1

I understand the idea of mini-batch gradient descent for neural networks in that we calculate the gradient of the loss function using one mini-batch at a time and use this gradient to adjust the parameters.

My question is: how many times do we adjust the parameters per mini-batch, i.e. how many optimisation iterations are performed on a mini-batch?

The fact that I can't find anything in the TensorFlow documentation about this to me implies the answer is just 1 iteration per mini-batch. If this assumption is correct, then how does an optimisation algorithm, like adam, work which uses past gradient information? It seems strange, since then gradients from past mini-batches are being used to minimise the loss of the current mini-batch?

nbro
  • 39,006
  • 12
  • 98
  • 176
user50018
  • 13
  • 2

1 Answers1

0

How many optimisation iterations are performed on a mini-batch?

Just one, as you suspected.

then how does an optimisation algorithm like adam work which uses past gradient information?

It uses the gradient estimates from each mini-batch as its input sequence.

It seems strange since then gradients from past mini-batches are being used to minimise the loss of the current mini-batch?

Each mini-batch generates a gradient which is an estimate of the true gradient of the loss function over the whole dataset. There can be a lot of randomness in this, depending on the problem and the size of the minibatch, but the expected value of the gradient for any fairly sampled minibatch is the mean gradient for the whole dataset.

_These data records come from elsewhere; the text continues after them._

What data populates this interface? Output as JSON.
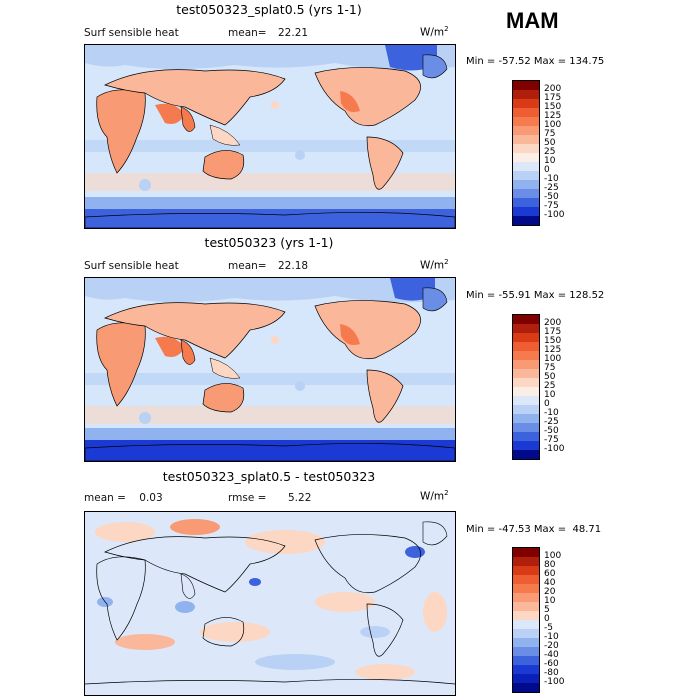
{
  "season": "MAM",
  "panels": [
    {
      "title": "test050323_splat0.5 (yrs 1-1)",
      "left_label": "Surf sensible heat",
      "stat_label": "mean=",
      "stat_value": "22.21",
      "units_base": "W/m",
      "units_sup": "2",
      "minmax": "Min = -57.52 Max = 134.75",
      "colorbar": {
        "levels": [
          "200",
          "175",
          "150",
          "125",
          "100",
          "75",
          "50",
          "25",
          "10",
          "0",
          "-10",
          "-25",
          "-50",
          "-75",
          "-100"
        ],
        "colors": [
          "#800000",
          "#b01e0c",
          "#d83b16",
          "#ee5e32",
          "#f57b4f",
          "#f89a73",
          "#fab79a",
          "#fcd7c3",
          "#fbeee6",
          "#dce8fa",
          "#b8d1f5",
          "#90b2ef",
          "#6a8ee6",
          "#3d62dd",
          "#1b3ad4",
          "#000a8a"
        ]
      }
    },
    {
      "title": "test050323 (yrs 1-1)",
      "left_label": "Surf sensible heat",
      "stat_label": "mean=",
      "stat_value": "22.18",
      "units_base": "W/m",
      "units_sup": "2",
      "minmax": "Min = -55.91 Max = 128.52",
      "colorbar": {
        "levels": [
          "200",
          "175",
          "150",
          "125",
          "100",
          "75",
          "50",
          "25",
          "10",
          "0",
          "-10",
          "-25",
          "-50",
          "-75",
          "-100"
        ],
        "colors": [
          "#800000",
          "#b01e0c",
          "#d83b16",
          "#ee5e32",
          "#f57b4f",
          "#f89a73",
          "#fab79a",
          "#fcd7c3",
          "#fbeee6",
          "#dce8fa",
          "#b8d1f5",
          "#90b2ef",
          "#6a8ee6",
          "#3d62dd",
          "#1b3ad4",
          "#000a8a"
        ]
      }
    },
    {
      "title": "test050323_splat0.5 - test050323",
      "left_label": "mean =    0.03",
      "stat_label": "rmse =",
      "stat_value": "5.22",
      "units_base": "W/m",
      "units_sup": "2",
      "minmax": "Min = -47.53 Max =  48.71",
      "colorbar": {
        "levels": [
          "100",
          "80",
          "60",
          "40",
          "20",
          "10",
          "5",
          "0",
          "-5",
          "-10",
          "-20",
          "-40",
          "-60",
          "-80",
          "-100"
        ],
        "colors": [
          "#800000",
          "#b01e0c",
          "#d83b16",
          "#ee5e32",
          "#f57b4f",
          "#f89a73",
          "#fab79a",
          "#fcd7c3",
          "#dce8fa",
          "#b8d1f5",
          "#90b2ef",
          "#6a8ee6",
          "#3d62dd",
          "#1b3ad4",
          "#0a20b8",
          "#000a8a"
        ]
      }
    }
  ]
}
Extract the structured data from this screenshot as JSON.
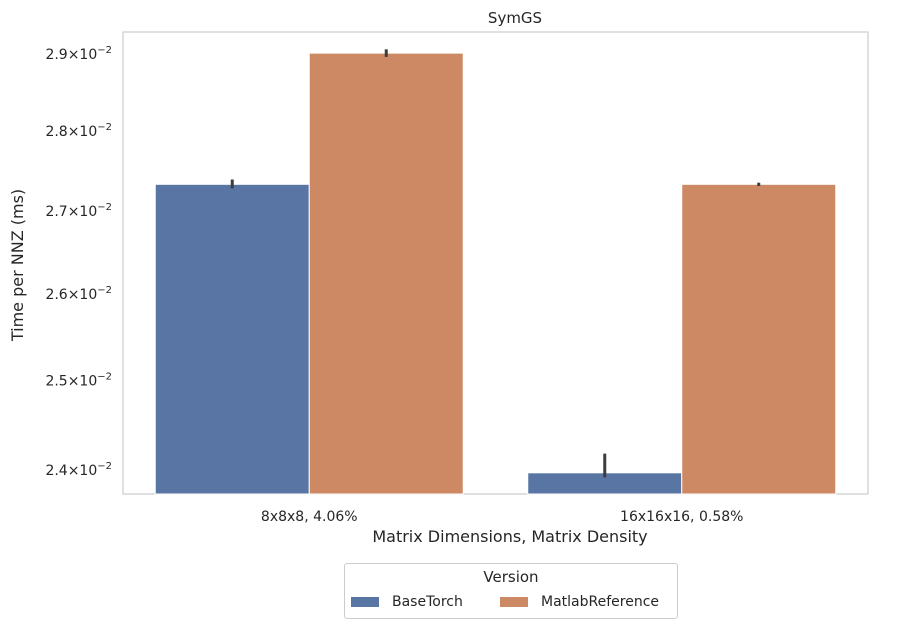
{
  "chart_data": {
    "type": "bar",
    "title": "SymGS",
    "xlabel": "Matrix Dimensions, Matrix Density",
    "ylabel": "Time per NNZ (ms)",
    "categories": [
      "8x8x8, 4.06%",
      "16x16x16, 0.58%"
    ],
    "yscale": "log",
    "ylim": [
      0.02374,
      0.02929
    ],
    "yticks": [
      0.024,
      0.025,
      0.026,
      0.027,
      0.028,
      0.029
    ],
    "ytick_labels": [
      {
        "mantissa": "2.4",
        "exp": "−2"
      },
      {
        "mantissa": "2.5",
        "exp": "−2"
      },
      {
        "mantissa": "2.6",
        "exp": "−2"
      },
      {
        "mantissa": "2.7",
        "exp": "−2"
      },
      {
        "mantissa": "2.8",
        "exp": "−2"
      },
      {
        "mantissa": "2.9",
        "exp": "−2"
      }
    ],
    "series": [
      {
        "name": "BaseTorch",
        "color": "#5875a4",
        "values": [
          0.02733,
          0.02397
        ],
        "err_low": [
          0.02728,
          0.02392
        ],
        "err_high": [
          0.02739,
          0.02418
        ]
      },
      {
        "name": "MatlabReference",
        "color": "#cc8963",
        "values": [
          0.02901,
          0.02733
        ],
        "err_low": [
          0.02896,
          0.02731
        ],
        "err_high": [
          0.02906,
          0.02735
        ]
      }
    ],
    "legend": {
      "title": "Version",
      "placement": "bottom-center"
    },
    "grid": false
  }
}
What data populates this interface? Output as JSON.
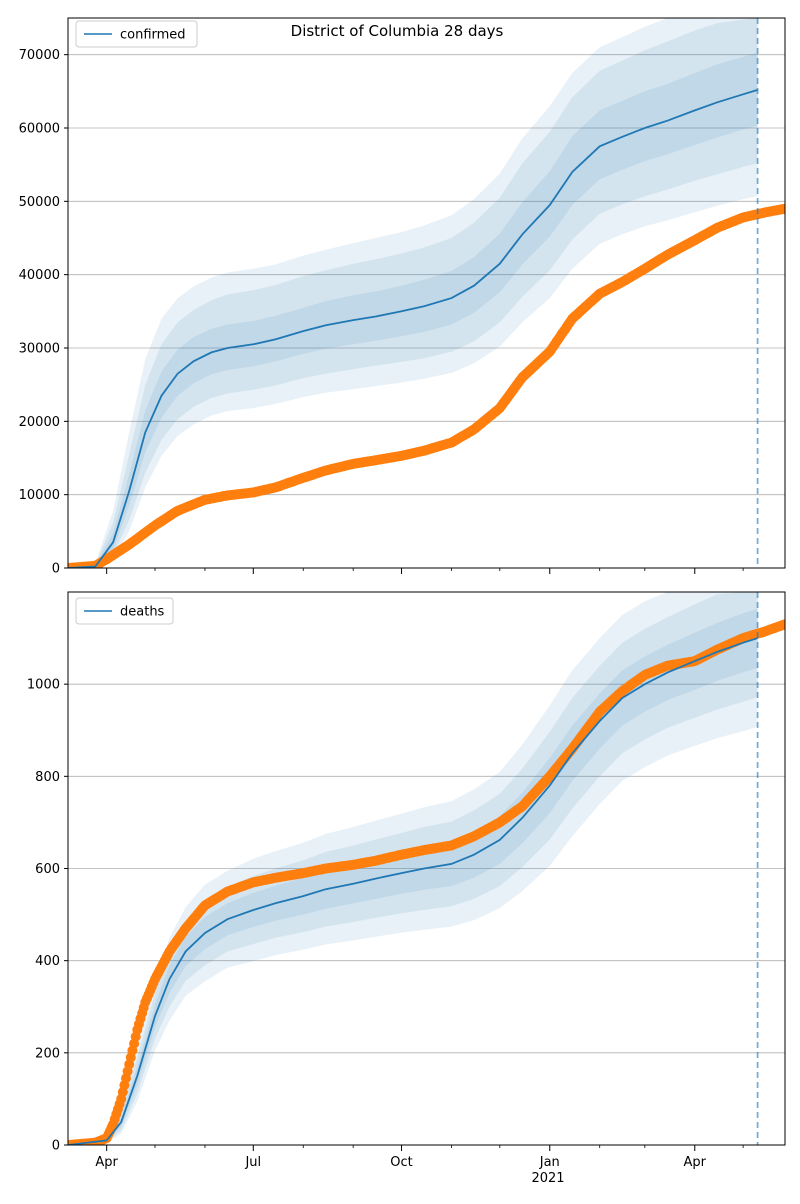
{
  "title": "District of Columbia 28 days",
  "colors": {
    "model": "#1f77b4",
    "observed": "#ff7f0e",
    "band": "#1f77b4",
    "grid": "#b0b0b0"
  },
  "x_axis": {
    "domain": [
      "2020-03-08",
      "2021-05-27"
    ],
    "ticks": [
      {
        "date": "2020-04-01",
        "label": "Apr"
      },
      {
        "date": "2020-07-01",
        "label": "Jul"
      },
      {
        "date": "2020-10-01",
        "label": "Oct"
      },
      {
        "date": "2021-01-01",
        "label": "Jan"
      },
      {
        "date": "2021-04-01",
        "label": "Apr"
      }
    ],
    "year_label": "2021",
    "minor_ticks": [
      "2020-05-01",
      "2020-06-01",
      "2020-08-01",
      "2020-09-01",
      "2020-11-01",
      "2020-12-01",
      "2021-02-01",
      "2021-03-01",
      "2021-05-01"
    ],
    "forecast_date": "2021-05-10"
  },
  "chart_data": [
    {
      "type": "line",
      "legend": "confirmed",
      "legend_position": "top-left",
      "ylim": [
        0,
        75000
      ],
      "yticks": [
        0,
        10000,
        20000,
        30000,
        40000,
        50000,
        60000,
        70000
      ],
      "grid": "horizontal",
      "model": {
        "x": [
          "2020-03-08",
          "2020-03-25",
          "2020-04-05",
          "2020-04-15",
          "2020-04-25",
          "2020-05-05",
          "2020-05-15",
          "2020-05-25",
          "2020-06-05",
          "2020-06-15",
          "2020-07-01",
          "2020-07-15",
          "2020-08-01",
          "2020-08-15",
          "2020-09-01",
          "2020-09-15",
          "2020-10-01",
          "2020-10-15",
          "2020-11-01",
          "2020-11-15",
          "2020-12-01",
          "2020-12-15",
          "2021-01-01",
          "2021-01-15",
          "2021-02-01",
          "2021-02-15",
          "2021-03-01",
          "2021-03-15",
          "2021-04-01",
          "2021-04-15",
          "2021-05-01",
          "2021-05-10"
        ],
        "y": [
          0,
          200,
          3500,
          10500,
          18500,
          23500,
          26500,
          28200,
          29400,
          30000,
          30500,
          31200,
          32300,
          33100,
          33800,
          34300,
          35000,
          35700,
          36800,
          38500,
          41500,
          45500,
          49500,
          54000,
          57500,
          58800,
          60000,
          61000,
          62400,
          63500,
          64600,
          65200
        ],
        "bands": [
          {
            "lo": [
              0,
              100,
              2500,
              8500,
              15800,
              20500,
              23500,
              25200,
              26400,
              27000,
              27500,
              28200,
              29200,
              29900,
              30500,
              31000,
              31600,
              32200,
              33200,
              34800,
              37600,
              41400,
              45200,
              49500,
              53000,
              54300,
              55500,
              56400,
              57700,
              58700,
              59800,
              60300
            ],
            "hi": [
              0,
              350,
              4800,
              12800,
              21500,
              26800,
              29800,
              31500,
              32600,
              33200,
              33700,
              34400,
              35500,
              36400,
              37200,
              37700,
              38500,
              39300,
              40500,
              42400,
              45600,
              49900,
              54100,
              58900,
              62400,
              63700,
              65000,
              66000,
              67500,
              68700,
              69700,
              70300
            ]
          },
          {
            "lo": [
              0,
              50,
              1800,
              6500,
              13000,
              17500,
              20300,
              22000,
              23200,
              23800,
              24300,
              24900,
              25900,
              26500,
              27100,
              27600,
              28100,
              28600,
              29500,
              30900,
              33500,
              37000,
              40600,
              44800,
              48300,
              49600,
              50700,
              51600,
              52800,
              53700,
              54700,
              55200
            ],
            "hi": [
              0,
              500,
              6200,
              15500,
              25000,
              30500,
              33500,
              35200,
              36500,
              37300,
              37900,
              38600,
              39800,
              40600,
              41500,
              42100,
              42900,
              43700,
              45000,
              47100,
              50500,
              55200,
              59500,
              64200,
              67800,
              69200,
              70600,
              71800,
              73300,
              74300,
              74800,
              75000
            ]
          },
          {
            "lo": [
              0,
              20,
              1200,
              5000,
              11000,
              15300,
              18000,
              19600,
              20800,
              21400,
              21800,
              22400,
              23300,
              23900,
              24400,
              24800,
              25300,
              25800,
              26600,
              27900,
              30200,
              33500,
              36800,
              40800,
              44200,
              45500,
              46600,
              47400,
              48500,
              49400,
              50300,
              50700
            ],
            "hi": [
              0,
              700,
              7800,
              18500,
              28500,
              34000,
              36800,
              38400,
              39600,
              40300,
              40800,
              41400,
              42600,
              43400,
              44300,
              45000,
              45800,
              46700,
              48100,
              50300,
              53800,
              58600,
              63000,
              67500,
              71000,
              72400,
              73800,
              75000,
              75000,
              75000,
              75000,
              75000
            ]
          }
        ]
      },
      "observed": {
        "x": [
          "2020-03-08",
          "2020-03-25",
          "2020-04-01",
          "2020-04-15",
          "2020-05-01",
          "2020-05-15",
          "2020-06-01",
          "2020-06-15",
          "2020-07-01",
          "2020-07-15",
          "2020-08-01",
          "2020-08-15",
          "2020-09-01",
          "2020-09-15",
          "2020-10-01",
          "2020-10-15",
          "2020-11-01",
          "2020-11-15",
          "2020-12-01",
          "2020-12-15",
          "2021-01-01",
          "2021-01-15",
          "2021-02-01",
          "2021-02-15",
          "2021-03-01",
          "2021-03-15",
          "2021-04-01",
          "2021-04-15",
          "2021-05-01",
          "2021-05-15",
          "2021-05-27"
        ],
        "y": [
          0,
          300,
          1200,
          3200,
          5800,
          7800,
          9300,
          9900,
          10300,
          11000,
          12300,
          13300,
          14200,
          14700,
          15300,
          16000,
          17100,
          18900,
          21800,
          26000,
          29500,
          34000,
          37400,
          39000,
          40800,
          42700,
          44700,
          46400,
          47800,
          48500,
          49000
        ]
      }
    },
    {
      "type": "line",
      "legend": "deaths",
      "legend_position": "top-left",
      "ylim": [
        0,
        1200
      ],
      "yticks": [
        0,
        200,
        400,
        600,
        800,
        1000
      ],
      "grid": "horizontal",
      "model": {
        "x": [
          "2020-03-08",
          "2020-04-01",
          "2020-04-10",
          "2020-04-20",
          "2020-05-01",
          "2020-05-10",
          "2020-05-20",
          "2020-06-01",
          "2020-06-15",
          "2020-07-01",
          "2020-07-15",
          "2020-08-01",
          "2020-08-15",
          "2020-09-01",
          "2020-09-15",
          "2020-10-01",
          "2020-10-15",
          "2020-11-01",
          "2020-11-15",
          "2020-12-01",
          "2020-12-15",
          "2021-01-01",
          "2021-01-15",
          "2021-02-01",
          "2021-02-15",
          "2021-03-01",
          "2021-03-15",
          "2021-04-01",
          "2021-04-15",
          "2021-05-01",
          "2021-05-10"
        ],
        "y": [
          0,
          10,
          50,
          150,
          280,
          360,
          420,
          460,
          490,
          510,
          525,
          540,
          555,
          567,
          578,
          590,
          600,
          610,
          630,
          662,
          710,
          780,
          850,
          920,
          970,
          1000,
          1025,
          1050,
          1070,
          1090,
          1100
        ],
        "bands": [
          {
            "lo": [
              0,
              8,
              40,
              130,
              255,
              330,
              388,
              425,
              455,
              473,
              487,
              500,
              513,
              524,
              534,
              545,
              554,
              562,
              580,
              610,
              655,
              720,
              790,
              860,
              910,
              940,
              965,
              988,
              1007,
              1026,
              1036
            ],
            "hi": [
              0,
              13,
              60,
              170,
              305,
              390,
              452,
              495,
              525,
              547,
              563,
              580,
              597,
              610,
              622,
              635,
              646,
              658,
              680,
              714,
              765,
              840,
              910,
              980,
              1030,
              1060,
              1085,
              1112,
              1133,
              1154,
              1164
            ]
          },
          {
            "lo": [
              0,
              6,
              32,
              112,
              230,
              300,
              356,
              390,
              420,
              436,
              450,
              462,
              474,
              484,
              493,
              503,
              510,
              518,
              534,
              562,
              603,
              663,
              730,
              800,
              850,
              880,
              905,
              927,
              945,
              962,
              972
            ],
            "hi": [
              0,
              15,
              70,
              190,
              330,
              420,
              484,
              530,
              560,
              584,
              600,
              618,
              636,
              650,
              663,
              677,
              690,
              702,
              726,
              762,
              817,
              897,
              970,
              1040,
              1090,
              1120,
              1145,
              1173,
              1195,
              1200,
              1200
            ]
          },
          {
            "lo": [
              0,
              4,
              25,
              95,
              205,
              270,
              324,
              355,
              385,
              399,
              412,
              424,
              435,
              444,
              452,
              461,
              467,
              474,
              488,
              514,
              551,
              606,
              670,
              740,
              790,
              820,
              845,
              866,
              883,
              898,
              908
            ],
            "hi": [
              0,
              18,
              80,
              210,
              355,
              450,
              516,
              565,
              595,
              621,
              638,
              656,
              675,
              690,
              704,
              719,
              733,
              746,
              772,
              810,
              869,
              954,
              1030,
              1100,
              1150,
              1180,
              1200,
              1200,
              1200,
              1200,
              1200
            ]
          }
        ]
      },
      "observed": {
        "x": [
          "2020-03-08",
          "2020-03-25",
          "2020-04-01",
          "2020-04-05",
          "2020-04-10",
          "2020-04-15",
          "2020-04-20",
          "2020-04-25",
          "2020-05-01",
          "2020-05-10",
          "2020-05-20",
          "2020-06-01",
          "2020-06-15",
          "2020-07-01",
          "2020-07-15",
          "2020-08-01",
          "2020-08-15",
          "2020-09-01",
          "2020-09-15",
          "2020-10-01",
          "2020-10-15",
          "2020-11-01",
          "2020-11-15",
          "2020-12-01",
          "2020-12-15",
          "2021-01-01",
          "2021-01-15",
          "2021-02-01",
          "2021-02-15",
          "2021-03-01",
          "2021-03-15",
          "2021-04-01",
          "2021-04-15",
          "2021-05-01",
          "2021-05-15",
          "2021-05-27"
        ],
        "y": [
          0,
          5,
          15,
          45,
          100,
          175,
          250,
          310,
          360,
          420,
          470,
          520,
          550,
          570,
          580,
          590,
          600,
          608,
          617,
          630,
          640,
          650,
          670,
          700,
          735,
          800,
          860,
          940,
          985,
          1020,
          1040,
          1050,
          1075,
          1100,
          1115,
          1130
        ]
      }
    }
  ]
}
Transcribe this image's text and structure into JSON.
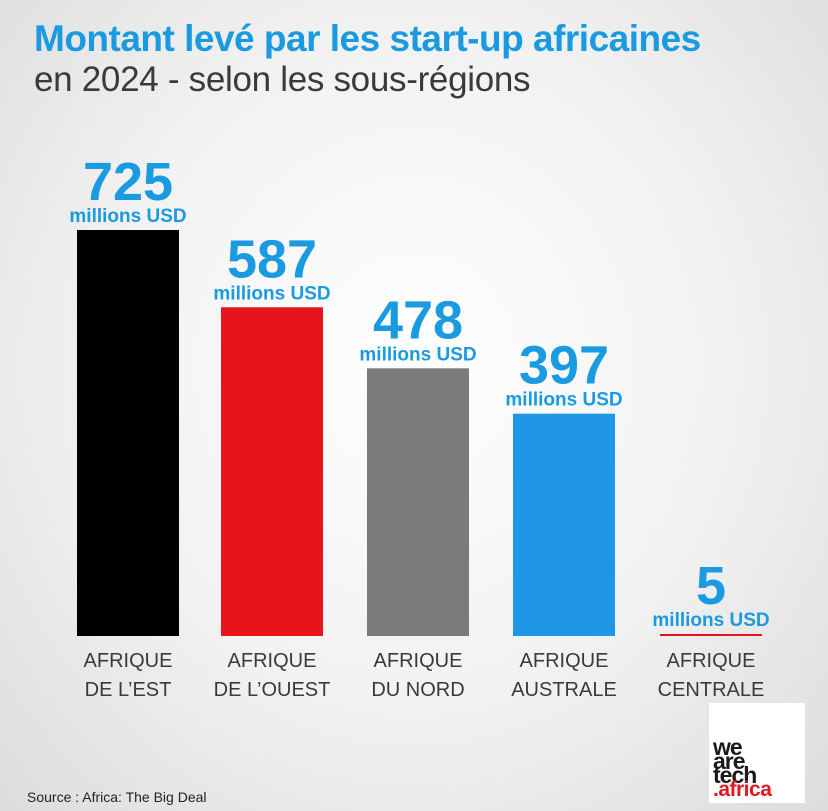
{
  "title": "Montant levé par les start-up africaines",
  "subtitle": "en 2024 - selon les sous-régions",
  "source": "Source : Africa: The Big Deal",
  "logo": {
    "line1": "we",
    "line2": "are",
    "line3": "tech",
    "line4": ".africa"
  },
  "chart_data": {
    "type": "bar",
    "categories": [
      [
        "AFRIQUE",
        "DE L’EST"
      ],
      [
        "AFRIQUE",
        "DE L’OUEST"
      ],
      [
        "AFRIQUE",
        "DU NORD"
      ],
      [
        "AFRIQUE",
        "AUSTRALE"
      ],
      [
        "AFRIQUE",
        "CENTRALE"
      ]
    ],
    "values": [
      725,
      587,
      478,
      397,
      5
    ],
    "value_unit": "millions USD",
    "colors": [
      "#000000",
      "#e8141c",
      "#7b7b7b",
      "#1f97e6",
      "#e8141c"
    ],
    "label_color": "#1a9ae0",
    "ylim": [
      0,
      725
    ],
    "grid": false,
    "legend": "none"
  }
}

As there is an update between each minibatch, the expected gradient will change, because the new parameters will generate a new loss value from a new location in the parameter space that is being searched for optimal values.

Adam is not intended to calculate a single true gradient for the whole dataset or population. If you wanted that outcome, then you could use the entire dataset for each step instead of minibatches. Instead, Adam applies some second-order effects to gradient step updates:

  • Adam does not take a direct deepest descent step, but normalises steps in each parameter against a rolling average of gradients seen so far.

  • Adam applies a form of momentum to update steps.

These manipulations of gradient data appear to work well in practice when optimising parameters over complex loss function spaces with many ridges, valleys and saddle points.

Neil Slater
  • 28,678
  • 3
  • 38
  • 60